While certain actresses such as Meryl Streep and Jessica Lange are celebrated, rightfully so, in today’s film landscape, I think we should also be honoring a forgotten generation of actresses who were just as memorable in cinema. Meryl and Jessica possess that rare gift of being character actresses and movie stars. Whether it was the idea that there could only be a few working at the top, somehow gradually the pool of earthy actresses has became smaller and smaller towards the end of the 1980s through today. I ask myself, why that is? The honest answer is simply we stopped making those kinds of films and these women were left behind. A film like 1978’s An Unmarried Woman (featuring an incandescent turn from the late Jill Clayburgh) has become an afterthought, if not forgotten altogether, to the testosterone driven action films that filled out the rest of the decade and continue to dominate the silver screen.
Many of these stellar actresses became relegated to maternal supporting roles, leaving us with a sense of longing, just to go back to the shadows awaiting us to remember them when we should be celebrating them.
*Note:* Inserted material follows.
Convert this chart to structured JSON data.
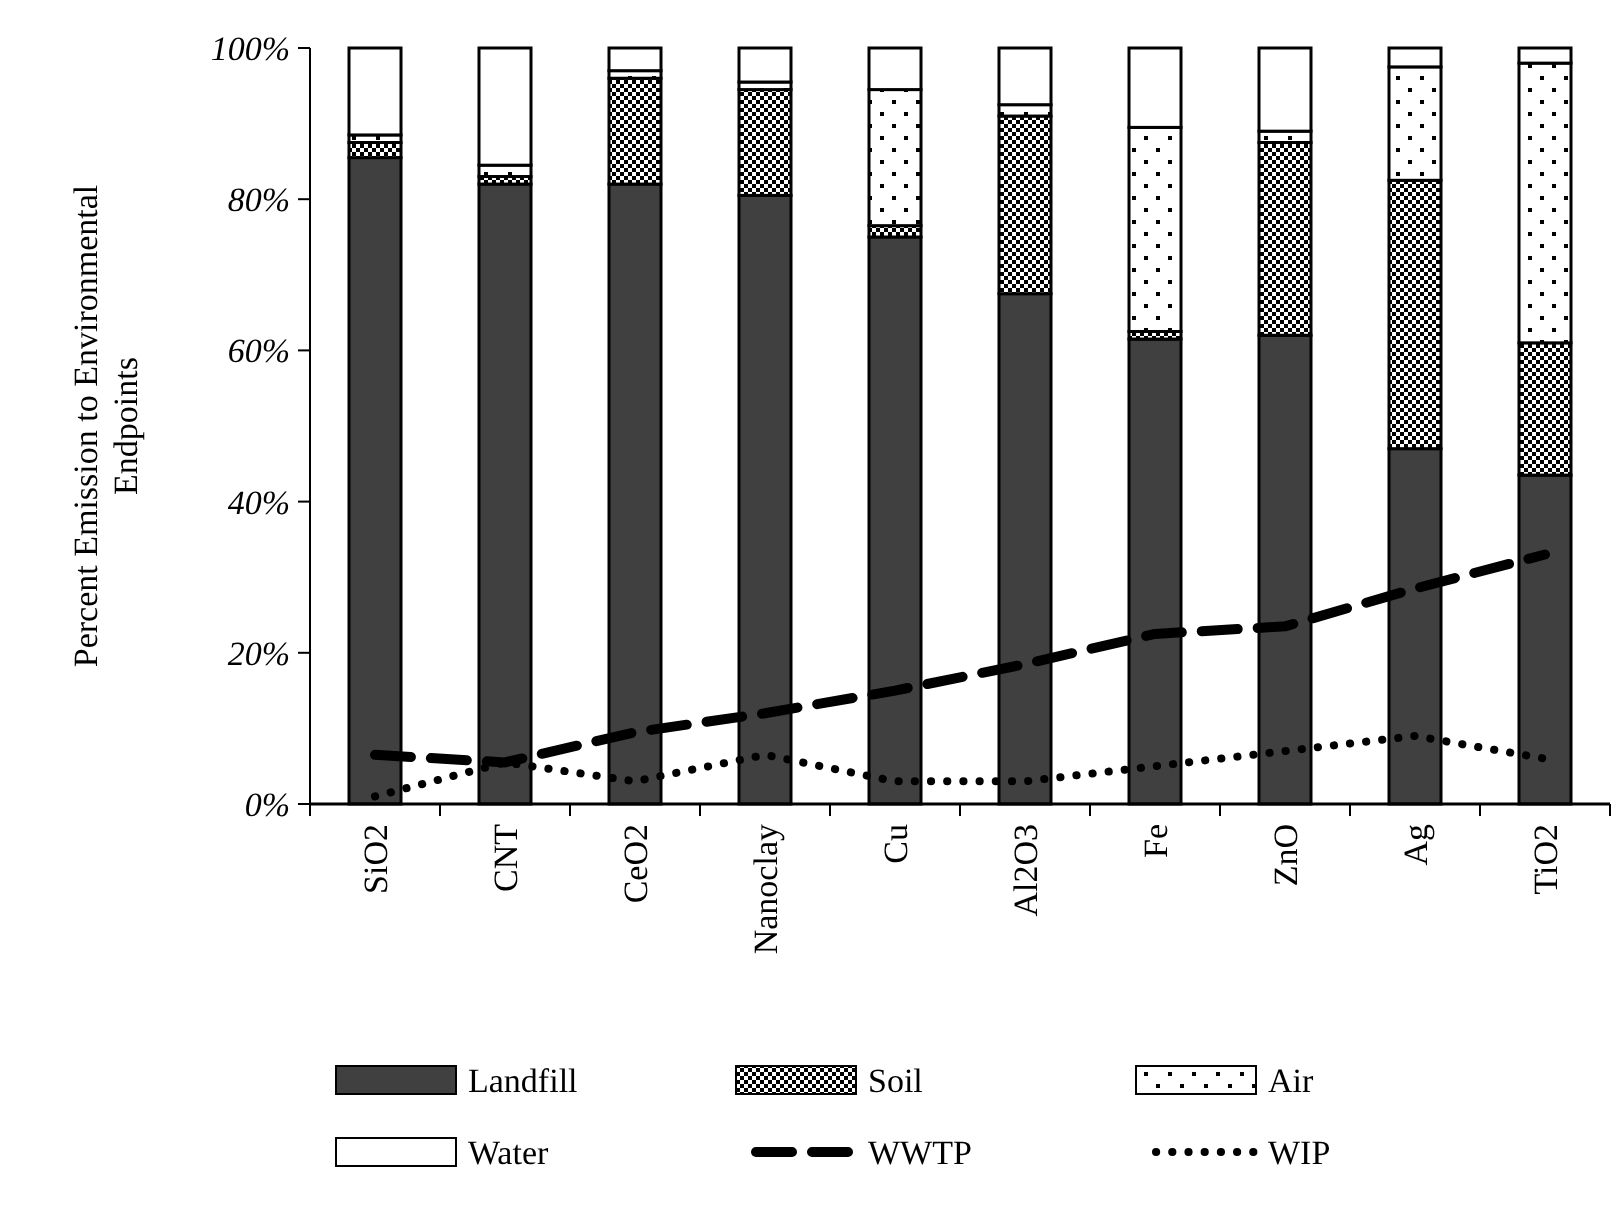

Some of their respective careers I’m sure weren’t just stalled by Hollywood but by their own will, but I honestly think its more the ladder. Actresses of this generation such as Jessica Chastain, Marion Cottilard, Gugu Mbatha-Raw are prime examples of that same organic quality once so prominent, so when they come along it feels revelatory. Actresses like Chastain have often risen above their material and made their characters much stronger.
When Jennifer Lawrence first burst onto the scene in the 2010 indie Winter’s Bone, there was that hint of a similar vibe that one could get excited about. Yet somehow that has been lost within her last few films and her approach is no longer naturalistic and honest as in that film – she was “playing” the unhinged wife in American Hustle as oppose to “being” unhinged. Of course one couldn’t fault her entirely, often she has been miscast in roles that would honestly require years of living that would change her scope of those women; I think we really haven’t seen just how much she’s capable of.
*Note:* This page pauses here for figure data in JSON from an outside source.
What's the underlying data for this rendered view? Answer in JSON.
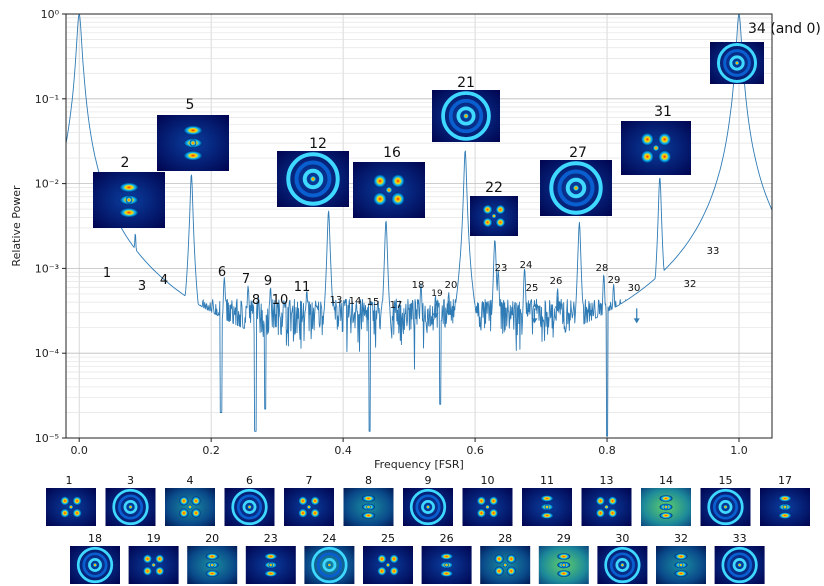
{
  "chart_data": {
    "type": "line",
    "title": "",
    "xlabel": "Frequency [FSR]",
    "ylabel": "Relative Power",
    "xlim": [
      -0.02,
      1.05
    ],
    "ylim": [
      1e-05,
      1
    ],
    "yscale": "log",
    "grid": true,
    "x_ticks": [
      {
        "value": 0.0,
        "label": "0.0"
      },
      {
        "value": 0.2,
        "label": "0.2"
      },
      {
        "value": 0.4,
        "label": "0.4"
      },
      {
        "value": 0.6,
        "label": "0.6"
      },
      {
        "value": 0.8,
        "label": "0.8"
      },
      {
        "value": 1.0,
        "label": "1.0"
      }
    ],
    "y_ticks": [
      {
        "exp": 0,
        "label": "10⁰"
      },
      {
        "exp": -1,
        "label": "10⁻¹"
      },
      {
        "exp": -2,
        "label": "10⁻²"
      },
      {
        "exp": -3,
        "label": "10⁻³"
      },
      {
        "exp": -4,
        "label": "10⁻⁴"
      },
      {
        "exp": -5,
        "label": "10⁻⁵"
      }
    ],
    "series_color": "#2f7bb5",
    "baseline_level": 0.0003,
    "main_peaks": [
      {
        "x": 0.0,
        "y": 1.0
      },
      {
        "x": 1.0,
        "y": 1.0
      }
    ],
    "dips": [
      {
        "x": 0.215,
        "y": 2e-05
      },
      {
        "x": 0.267,
        "y": 1.2e-05
      },
      {
        "x": 0.282,
        "y": 2.2e-05
      },
      {
        "x": 0.44,
        "y": 1.2e-05
      },
      {
        "x": 0.547,
        "y": 2.5e-05
      },
      {
        "x": 0.8,
        "y": 1e-05
      }
    ],
    "peaks": [
      {
        "label": "1",
        "x": 0.05,
        "y": 0.0007,
        "label_size": 13
      },
      {
        "label": "2",
        "x": 0.085,
        "y": 0.0026,
        "label_size": 14
      },
      {
        "label": "3",
        "x": 0.1,
        "y": 0.00052,
        "label_size": 13
      },
      {
        "label": "4",
        "x": 0.135,
        "y": 0.00062,
        "label_size": 13
      },
      {
        "label": "5",
        "x": 0.17,
        "y": 0.013,
        "label_size": 14
      },
      {
        "label": "6",
        "x": 0.22,
        "y": 0.00078,
        "label_size": 13
      },
      {
        "label": "7",
        "x": 0.256,
        "y": 0.00062,
        "label_size": 13
      },
      {
        "label": "8",
        "x": 0.272,
        "y": 0.00045,
        "label_size": 13
      },
      {
        "label": "9",
        "x": 0.29,
        "y": 0.0006,
        "label_size": 13
      },
      {
        "label": "10",
        "x": 0.31,
        "y": 0.00042,
        "label_size": 13
      },
      {
        "label": "11",
        "x": 0.345,
        "y": 0.00055,
        "label_size": 13
      },
      {
        "label": "12",
        "x": 0.378,
        "y": 0.0048,
        "label_size": 14
      },
      {
        "label": "13",
        "x": 0.395,
        "y": 0.00042,
        "label_size": 10
      },
      {
        "label": "14",
        "x": 0.42,
        "y": 0.0004,
        "label_size": 10
      },
      {
        "label": "15",
        "x": 0.444,
        "y": 0.0004,
        "label_size": 10
      },
      {
        "label": "16",
        "x": 0.465,
        "y": 0.0037,
        "label_size": 14
      },
      {
        "label": "17",
        "x": 0.48,
        "y": 0.00038,
        "label_size": 10
      },
      {
        "label": "18",
        "x": 0.518,
        "y": 0.00065,
        "label_size": 10
      },
      {
        "label": "19",
        "x": 0.54,
        "y": 0.00048,
        "label_size": 9
      },
      {
        "label": "20",
        "x": 0.56,
        "y": 0.00052,
        "label_size": 10
      },
      {
        "label": "21",
        "x": 0.585,
        "y": 0.025,
        "label_size": 14
      },
      {
        "label": "22",
        "x": 0.63,
        "y": 0.0022,
        "label_size": 14
      },
      {
        "label": "23",
        "x": 0.635,
        "y": 0.00095,
        "label_size": 10
      },
      {
        "label": "24",
        "x": 0.675,
        "y": 0.001,
        "label_size": 10
      },
      {
        "label": "25",
        "x": 0.69,
        "y": 0.00042,
        "label_size": 10
      },
      {
        "label": "26",
        "x": 0.725,
        "y": 0.00058,
        "label_size": 10
      },
      {
        "label": "27",
        "x": 0.758,
        "y": 0.0035,
        "label_size": 14
      },
      {
        "label": "28",
        "x": 0.795,
        "y": 0.00085,
        "label_size": 10
      },
      {
        "label": "29",
        "x": 0.81,
        "y": 0.00065,
        "label_size": 10
      },
      {
        "label": "30",
        "x": 0.845,
        "y": 0.00042,
        "label_size": 10
      },
      {
        "label": "31",
        "x": 0.88,
        "y": 0.012,
        "label_size": 14
      },
      {
        "label": "32",
        "x": 0.935,
        "y": 0.00055,
        "label_size": 10
      },
      {
        "label": "33",
        "x": 0.965,
        "y": 0.0013,
        "label_size": 10
      },
      {
        "label": "34 (and 0)",
        "x": 1.0,
        "y": 1.0,
        "label_size": 14
      }
    ],
    "arrow_labels": [
      "19",
      "20",
      "25",
      "26",
      "30"
    ],
    "inset_labels": [
      "2",
      "5",
      "12",
      "16",
      "21",
      "22",
      "27",
      "31",
      "34 (and 0)"
    ],
    "thumbnail_rows": [
      [
        "1",
        "3",
        "4",
        "6",
        "7",
        "8",
        "9",
        "10",
        "11",
        "13",
        "14",
        "15",
        "17"
      ],
      [
        "18",
        "19",
        "20",
        "23",
        "24",
        "25",
        "26",
        "28",
        "29",
        "30",
        "32",
        "33"
      ]
    ]
  }
}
Sally Field’s performance in Hello, My Name is Doris is a prime example of just what is needed in the cinema for actresses, a great complicated character in a good movie. I can enjoy a great superhero movie like the rest of them, but still long for that balance of complicated women characters that burn and entrench on our minds. Cate Blanchett proclaimed in loud in her Oscar speech for Blue Jasmine a few years back: “People wanna see these films, they make money, the world is round people!” I honestly feel we deserve to give these forgotten actresses their due. Hopefully we can move towards that.